An Irish led expedition to explore mid-Atlantic thermal vents will feature in a new National Geographic television series.
The programme will be broadcast on Sunday 28th October at 6pm on National Geographic channel on Sky (channel 526) and UPC (channel 215). The programme presenter is Dr Robert Ballard, famed explorer who found the Titanic at its final resting place.
Supported by the Marine Institute under the 2011 Ship-Time Programme a team of scientists from a variety of institutions in Ireland and the UK worked from the Irish National Research Vessel, the RV Celtic Explorer. The goal was to track down a previously uncharted mid-atlantic hydrothermal vent field some 3,000 metres below the surface of the mid-Atlantic where the earth’s tectonic plates push up from the ocean floor.
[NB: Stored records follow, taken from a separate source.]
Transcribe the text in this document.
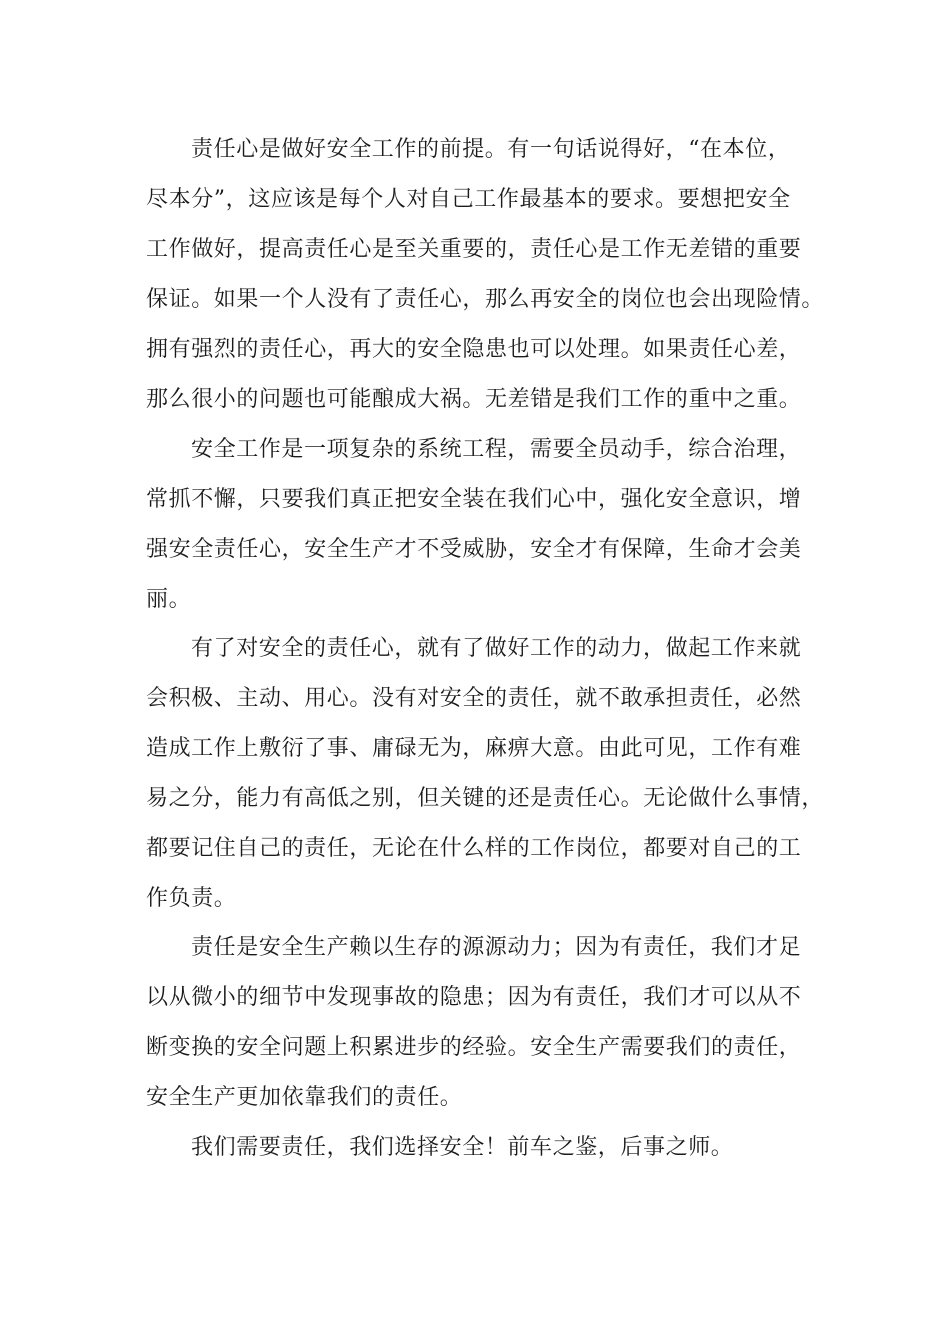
责任心是做好安全工作的前提。有一句话说得好，“在本位，
尽本分”，这应该是每个人对自己工作最基本的要求。要想把安全
工作做好，提高责任心是至关重要的，责任心是工作无差错的重要
保证。如果一个人没有了责任心，那么再安全的岗位也会出现险情。
拥有强烈的责任心，再大的安全隐患也可以处理。如果责任心差，
那么很小的问题也可能酿成大祸。无差错是我们工作的重中之重。
安全工作是一项复杂的系统工程，需要全员动手，综合治理，
常抓不懈，只要我们真正把安全装在我们心中，强化安全意识，增
强安全责任心，安全生产才不受威胁，安全才有保障，生命才会美
丽。
有了对安全的责任心，就有了做好工作的动力，做起工作来就
会积极、主动、用心。没有对安全的责任，就不敢承担责任，必然
造成工作上敷衍了事、庸碌无为，麻痹大意。由此可见，工作有难
易之分，能力有高低之别，但关键的还是责任心。无论做什么事情，
都要记住自己的责任，无论在什么样的工作岗位，都要对自己的工
作负责。
责任是安全生产赖以生存的源源动力；因为有责任，我们才足
以从微小的细节中发现事故的隐患；因为有责任，我们才可以从不
断变换的安全问题上积累进步的经验。安全生产需要我们的责任，
安全生产更加依靠我们的责任。
我们需要责任，我们选择安全！前车之鉴，后事之师。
The vents – chimney like formations protruding from the mid-Atlantic ridge – spew plumes of black, superheated water full of a complex cocktail of chemicals and minerals that allow extraordinary life to thrive in the deep.
“It’s great to see Ireland’s expertise recognised on TV”, said Dr Andy Wheeler from the School of Biological, Earth and Environmental Sciences (BEES) at University College Cork, leader of the scientific team on board. “Discovering a new volcanic landscape three km below was a thrill.” The expedition involved scientists from UCC, NUI Galway, Geological Survey of Ireland, the University of Southampton and the National Oceanography Centre in the UK.
The team named the previously uncharted hydrothermal vent field, the first ever explored north of the Azores, the “Moytirra” Vent Field, after a battlefield from Irish mythology that means ‘Plain of the Pillars’.